Hydrothermal alteration of the central lava dome and iron-bearing deposits has generated alunite, anatase, bassanite, chlorite, copper veinlets, gypsum, illite, jarosite, kaolinite, labradorite, quartz, rutile, sanidine, smectite, sulfur and tridymite. Some of these minerals forms veins inside the rock. Silification is prominent and has formed cristobalite and tridymite. Elemental sulfur is also found. Vast regions of the volcano have been altered hydrothermally at temperatures of 200–250 C, giving the rock a clear appearance. Minor exhalation deposits are also found in the form of sulfates that sometimes conserve conduits. Red-coloured alteration halos occur in andesites adjacent to iron deposits, probably due to iron input. It is possible that the formation of the iron-rich magma was accompanied by the production of large amounts of hydrothermal fluids which then triggered the hydrothermal alteration.

== Environment ==

The vegetation in the area is primarily low bushland. Short-tailed chinchillas can be found at El Laco, one of the few occurrences of this threatened species in Chile.

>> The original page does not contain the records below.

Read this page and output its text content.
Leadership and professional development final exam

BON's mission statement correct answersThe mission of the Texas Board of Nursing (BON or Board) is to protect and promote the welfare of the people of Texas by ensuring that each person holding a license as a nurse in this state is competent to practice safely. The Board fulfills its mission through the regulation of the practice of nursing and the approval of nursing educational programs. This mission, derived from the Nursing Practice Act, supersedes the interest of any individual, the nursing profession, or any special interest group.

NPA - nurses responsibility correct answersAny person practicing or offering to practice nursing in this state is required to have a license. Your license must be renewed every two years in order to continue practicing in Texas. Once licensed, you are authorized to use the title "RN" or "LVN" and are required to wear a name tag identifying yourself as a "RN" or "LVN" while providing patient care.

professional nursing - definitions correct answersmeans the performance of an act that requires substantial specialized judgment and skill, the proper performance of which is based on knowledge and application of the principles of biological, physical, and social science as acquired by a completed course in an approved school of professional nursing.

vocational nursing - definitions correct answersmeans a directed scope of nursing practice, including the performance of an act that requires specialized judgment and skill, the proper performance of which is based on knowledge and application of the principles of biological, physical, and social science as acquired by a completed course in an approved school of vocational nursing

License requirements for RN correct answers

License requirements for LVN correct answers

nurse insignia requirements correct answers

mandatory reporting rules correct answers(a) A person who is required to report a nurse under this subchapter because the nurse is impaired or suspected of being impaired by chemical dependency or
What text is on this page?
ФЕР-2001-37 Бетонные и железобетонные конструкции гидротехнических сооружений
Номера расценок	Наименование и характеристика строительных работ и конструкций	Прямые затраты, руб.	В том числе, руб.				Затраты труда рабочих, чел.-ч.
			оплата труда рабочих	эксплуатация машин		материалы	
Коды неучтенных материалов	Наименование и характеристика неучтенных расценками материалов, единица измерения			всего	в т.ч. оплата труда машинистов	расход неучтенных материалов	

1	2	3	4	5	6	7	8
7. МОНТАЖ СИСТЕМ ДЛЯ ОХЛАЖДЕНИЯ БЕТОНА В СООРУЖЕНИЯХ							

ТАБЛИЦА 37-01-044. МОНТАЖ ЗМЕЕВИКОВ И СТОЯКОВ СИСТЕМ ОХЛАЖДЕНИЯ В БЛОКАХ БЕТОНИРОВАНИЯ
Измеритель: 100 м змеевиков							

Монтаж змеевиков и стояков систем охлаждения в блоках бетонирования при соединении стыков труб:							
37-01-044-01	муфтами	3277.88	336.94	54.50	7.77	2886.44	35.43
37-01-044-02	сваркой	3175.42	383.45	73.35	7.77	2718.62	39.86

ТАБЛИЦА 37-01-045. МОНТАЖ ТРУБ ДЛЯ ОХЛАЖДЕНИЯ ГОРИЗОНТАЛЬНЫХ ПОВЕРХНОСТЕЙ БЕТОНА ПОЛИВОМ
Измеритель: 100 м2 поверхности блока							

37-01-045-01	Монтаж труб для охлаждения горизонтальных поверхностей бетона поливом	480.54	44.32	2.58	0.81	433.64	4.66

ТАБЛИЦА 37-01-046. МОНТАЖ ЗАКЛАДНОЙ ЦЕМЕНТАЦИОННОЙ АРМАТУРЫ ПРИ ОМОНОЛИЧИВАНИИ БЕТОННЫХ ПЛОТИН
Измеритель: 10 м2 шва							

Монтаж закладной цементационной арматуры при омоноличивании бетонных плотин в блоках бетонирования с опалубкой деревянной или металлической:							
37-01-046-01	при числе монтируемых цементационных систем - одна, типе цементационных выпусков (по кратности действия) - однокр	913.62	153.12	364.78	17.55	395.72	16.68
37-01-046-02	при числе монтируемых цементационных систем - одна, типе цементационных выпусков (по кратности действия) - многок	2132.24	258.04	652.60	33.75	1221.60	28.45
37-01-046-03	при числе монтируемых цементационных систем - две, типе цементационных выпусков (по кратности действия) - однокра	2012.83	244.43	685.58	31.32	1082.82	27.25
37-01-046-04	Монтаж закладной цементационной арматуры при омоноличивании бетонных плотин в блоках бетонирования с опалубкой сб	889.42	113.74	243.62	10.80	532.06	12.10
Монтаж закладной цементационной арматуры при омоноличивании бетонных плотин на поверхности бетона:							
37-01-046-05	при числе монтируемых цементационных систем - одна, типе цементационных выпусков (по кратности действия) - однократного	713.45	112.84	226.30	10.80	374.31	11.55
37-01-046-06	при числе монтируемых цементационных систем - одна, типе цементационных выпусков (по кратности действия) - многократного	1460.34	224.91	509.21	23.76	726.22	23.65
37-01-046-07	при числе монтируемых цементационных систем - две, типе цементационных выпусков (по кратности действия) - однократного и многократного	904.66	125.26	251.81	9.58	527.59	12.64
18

El Laco has a classical cold mountain climate at the line between the dry Altiplano with summer precipitation and the hyper-arid Atacama Desert climate. A nearby weather station at 4500 m altitude showed an average temperature of 2.3 C in 1991, with strong short-term variability. The majority of precipitation falls during southern hemisphere summer; winter snowfall has been recorded. Air humidity recorded in 1991 was 10–30%.